Getting everything to work on the software side was extremely difficult. I downloaded all of the packages early in the week, and then was unable to get them to run in VS code. Everything worked in the windows terminal, but not in VScode. In the end I needed to run everything through the terminal and only use VS code to edit. Previously in the semester I used the short-cut to compile my qmd files and the instructions also suggested the same thing, this however does not work as it reverts to a different env that does not contain jupyter. It took at least 4 hours for me to be able to render the explore qmd once I had already gotten all of the software to work. Once I was able to render the qmd file, I then could not get the tables to work properly, they would only print the column names but nothing inside of the columns. This happened because when I set up the connection I used my user database instead of the hr one. I also didn’t know if we were supposed to edit the explore file (it was listed as written by Dr. Leonard which typically means do not edit), but I needed to change the select command to the proper database so the connection was the same as the database I was querying.

  1. Was it harder or easier than you expected?

Loading the initial packages was very straight-forward, the website was very helpful. That process was much simpler than I expected. Rendering the qmd file once I loaded the packages was much more difficult than I predicted.

  1. Did the instructor provide too much information or not enough information?

I think he provided a good amount of information spread between lecture and the website.

  1. Do you have suggestions for how it can be improved?

I did not set up a poetry init, I still don’t know if I was supposed to or not.

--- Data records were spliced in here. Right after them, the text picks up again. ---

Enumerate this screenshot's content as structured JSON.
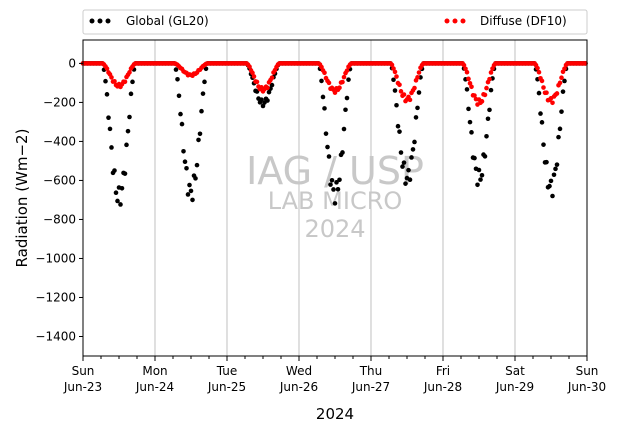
{
  "chart_data": {
    "type": "scatter",
    "xlabel": "2024",
    "ylabel": "Radiation (Wm−2)",
    "ylim": [
      -1500,
      120
    ],
    "yticks": [
      0,
      -200,
      -400,
      -600,
      -800,
      -1000,
      -1200,
      -1400
    ],
    "xlim": [
      "2024-06-23",
      "2024-06-30"
    ],
    "xtick_labels": [
      {
        "day": "Sun",
        "date": "Jun-23"
      },
      {
        "day": "Mon",
        "date": "Jun-24"
      },
      {
        "day": "Tue",
        "date": "Jun-25"
      },
      {
        "day": "Wed",
        "date": "Jun-26"
      },
      {
        "day": "Thu",
        "date": "Jun-27"
      },
      {
        "day": "Fri",
        "date": "Jun-28"
      },
      {
        "day": "Sat",
        "date": "Jun-29"
      },
      {
        "day": "Sun",
        "date": "Jun-30"
      }
    ],
    "grid": "vertical lines at each day",
    "legend_placement": "top, above plot",
    "watermark": [
      "IAG / USP",
      "LAB MICRO",
      "2024"
    ],
    "series": [
      {
        "name": "Global (GL20)",
        "color": "#000000",
        "daily_min": [
          {
            "date": "2024-06-23",
            "min": -690
          },
          {
            "date": "2024-06-24",
            "min": -665
          },
          {
            "date": "2024-06-25",
            "min": -205
          },
          {
            "date": "2024-06-26",
            "min": -670
          },
          {
            "date": "2024-06-27",
            "min": -590
          },
          {
            "date": "2024-06-28",
            "min": -590
          },
          {
            "date": "2024-06-29",
            "min": -640
          }
        ]
      },
      {
        "name": "Diffuse (DF10)",
        "color": "#ff0000",
        "daily_min": [
          {
            "date": "2024-06-23",
            "min": -115
          },
          {
            "date": "2024-06-24",
            "min": -60
          },
          {
            "date": "2024-06-25",
            "min": -135
          },
          {
            "date": "2024-06-26",
            "min": -140
          },
          {
            "date": "2024-06-27",
            "min": -185
          },
          {
            "date": "2024-06-28",
            "min": -200
          },
          {
            "date": "2024-06-29",
            "min": -190
          }
        ]
      }
    ]
  }
}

The “How do you know your tools are working together?” section is a little misleading, some of the commands either don’t work with the way we set up the env, or they aren’t explained very well.

  1. How does this assignment relate to project deliverable 5?

Deliverable 5 focused on us defining the scope of our database, including the problem domain and the need for our database. Generating a list of the SQL tables and fields helps determine the problem domain and need for a structured solution. Seeing a previous designed database helps us understand why we need to clearly define the need for our database.